The definition for an ideal to be principal is:
Let $R$ be a commutative ring with a unit element. An ideal $I$ of $R$ is $\textbf{principal}$ if there exist $a\in R$ such that $I=\{ar\mid r\in R\}$. In this case, $a$ is said to be $\textbf{generate}$ $I$.
There is something that I am still confused about from the wording of the definition. Since $R$ is a commutative ring with a unit element, that implies that $R$ contains the identity element. If an ideal $I$ is a principal ideal, in non mathematical notational worded description, it means that all the element of the ideal $I$ can be generated by some single element $a\in R$. Nowhere does the definition state that $a$ has to be an element of $I$. Can we not have one of the following two scenarios $(1)$ where both $a$ and $r$ are in $R\setminus I$ or $(2)$ $a\in I$, $r\in R\setminus I$, but $ar \in I$.
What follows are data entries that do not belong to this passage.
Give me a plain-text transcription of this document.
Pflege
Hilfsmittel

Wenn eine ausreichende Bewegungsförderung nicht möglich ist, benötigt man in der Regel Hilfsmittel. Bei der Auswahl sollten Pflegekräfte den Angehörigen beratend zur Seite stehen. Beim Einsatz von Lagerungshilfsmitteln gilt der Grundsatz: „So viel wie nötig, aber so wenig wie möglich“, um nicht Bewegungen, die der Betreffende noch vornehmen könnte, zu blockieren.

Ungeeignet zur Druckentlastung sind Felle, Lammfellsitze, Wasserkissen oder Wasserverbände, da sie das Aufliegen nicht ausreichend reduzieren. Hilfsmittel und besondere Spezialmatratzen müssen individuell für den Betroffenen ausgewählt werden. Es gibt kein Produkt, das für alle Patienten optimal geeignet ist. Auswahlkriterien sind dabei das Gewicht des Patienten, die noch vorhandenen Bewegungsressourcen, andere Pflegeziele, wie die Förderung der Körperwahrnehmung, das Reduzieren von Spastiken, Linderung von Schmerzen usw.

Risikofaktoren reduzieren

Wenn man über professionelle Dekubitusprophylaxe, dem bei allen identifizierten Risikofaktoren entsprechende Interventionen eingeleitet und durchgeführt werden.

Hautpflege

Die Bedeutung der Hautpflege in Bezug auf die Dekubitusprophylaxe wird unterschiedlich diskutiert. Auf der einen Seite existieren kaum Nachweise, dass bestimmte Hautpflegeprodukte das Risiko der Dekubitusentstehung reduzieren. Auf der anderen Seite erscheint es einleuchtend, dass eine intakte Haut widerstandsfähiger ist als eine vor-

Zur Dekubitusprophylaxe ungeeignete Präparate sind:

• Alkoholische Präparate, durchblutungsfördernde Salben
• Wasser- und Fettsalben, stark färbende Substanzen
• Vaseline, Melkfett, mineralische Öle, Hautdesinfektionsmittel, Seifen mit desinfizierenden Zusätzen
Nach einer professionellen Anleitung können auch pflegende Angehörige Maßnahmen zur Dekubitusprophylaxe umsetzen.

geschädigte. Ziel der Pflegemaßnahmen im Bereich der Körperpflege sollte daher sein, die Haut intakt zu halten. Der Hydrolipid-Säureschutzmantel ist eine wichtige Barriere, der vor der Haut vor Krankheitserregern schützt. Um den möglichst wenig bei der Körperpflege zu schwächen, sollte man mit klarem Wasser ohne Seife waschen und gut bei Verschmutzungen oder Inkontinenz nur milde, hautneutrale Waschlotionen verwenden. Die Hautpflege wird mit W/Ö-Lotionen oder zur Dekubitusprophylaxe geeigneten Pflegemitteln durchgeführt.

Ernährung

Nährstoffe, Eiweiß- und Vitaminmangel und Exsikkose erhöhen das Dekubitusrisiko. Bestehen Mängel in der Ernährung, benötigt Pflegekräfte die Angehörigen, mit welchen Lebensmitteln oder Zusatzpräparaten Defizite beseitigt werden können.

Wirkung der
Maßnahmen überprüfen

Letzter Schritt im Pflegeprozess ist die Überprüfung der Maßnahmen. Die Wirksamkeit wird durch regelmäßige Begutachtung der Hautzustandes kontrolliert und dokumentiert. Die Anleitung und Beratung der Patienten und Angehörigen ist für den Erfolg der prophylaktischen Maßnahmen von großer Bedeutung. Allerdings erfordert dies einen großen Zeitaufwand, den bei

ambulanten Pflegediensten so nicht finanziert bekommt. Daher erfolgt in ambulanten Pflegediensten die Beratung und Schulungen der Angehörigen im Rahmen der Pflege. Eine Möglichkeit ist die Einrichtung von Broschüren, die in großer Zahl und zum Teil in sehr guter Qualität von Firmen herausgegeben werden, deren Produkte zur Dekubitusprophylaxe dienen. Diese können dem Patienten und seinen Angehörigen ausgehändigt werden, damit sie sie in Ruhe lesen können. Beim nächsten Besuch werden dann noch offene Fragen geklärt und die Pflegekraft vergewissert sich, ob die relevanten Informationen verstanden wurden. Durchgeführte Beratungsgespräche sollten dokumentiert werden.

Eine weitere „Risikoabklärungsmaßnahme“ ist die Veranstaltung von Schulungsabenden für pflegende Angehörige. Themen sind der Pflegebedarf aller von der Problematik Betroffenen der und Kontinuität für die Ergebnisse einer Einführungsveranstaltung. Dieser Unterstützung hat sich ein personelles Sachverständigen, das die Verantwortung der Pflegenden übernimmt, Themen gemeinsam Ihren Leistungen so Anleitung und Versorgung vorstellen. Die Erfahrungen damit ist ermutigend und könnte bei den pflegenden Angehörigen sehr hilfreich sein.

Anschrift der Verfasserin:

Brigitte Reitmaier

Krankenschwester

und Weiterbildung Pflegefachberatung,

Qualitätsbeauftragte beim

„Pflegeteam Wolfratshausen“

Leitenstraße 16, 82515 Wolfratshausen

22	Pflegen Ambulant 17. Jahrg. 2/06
I posted several times in regards to the concept of principal ideal because when I look over the proof of why the ideal of the set of polynomials with constant term being even, or similarly the constant terms being divisible by three, the usual proof is to show that why the ideals $I=\langle 2, x\rangle$ or $J=\langle3, x\rangle$ of the commutative ring $\mathbb{Z}[x]$, are not principal ideals. For either of these proofs, why can I not use the identity element in $\mathbb{Z}[x]$ as a generator to serve as the single element generator to obtain all the elements in either $I$ or $J$, even thought the identity element is neither in $I$ or $J$.
Thank you in advance.
Best Answer
If the ring is unital (i.e. has a unit) then $a=1\cdot a\in I$. Hence the principal ideal $\langle a\rangle$ always contains its generator $a$ in such a setting. You have to be more careful if you ring is missing a unit, though. Regarding to your two cases: $(1)$ will never happen in a unital ring and $(2)$ always holds by definition.
Let's take a closer look at the ideal $I=\langle2,x\rangle<\mathbb Z[x]$. For $I$ to be principal we have to find some $f(x)\in\mathbb Z[x]$ such that $I\mathbf{=}\langle f(x)\rangle$. However, if you take $f(x)=1$ then $\langle f(x)\rangle=\mathbb Z[x]\supsetneq I$ missing the crucial equality. Slightly more general: any ideal containing a unit (a multiplicatively invertible element) will be the whole ring. See here for instance for the details.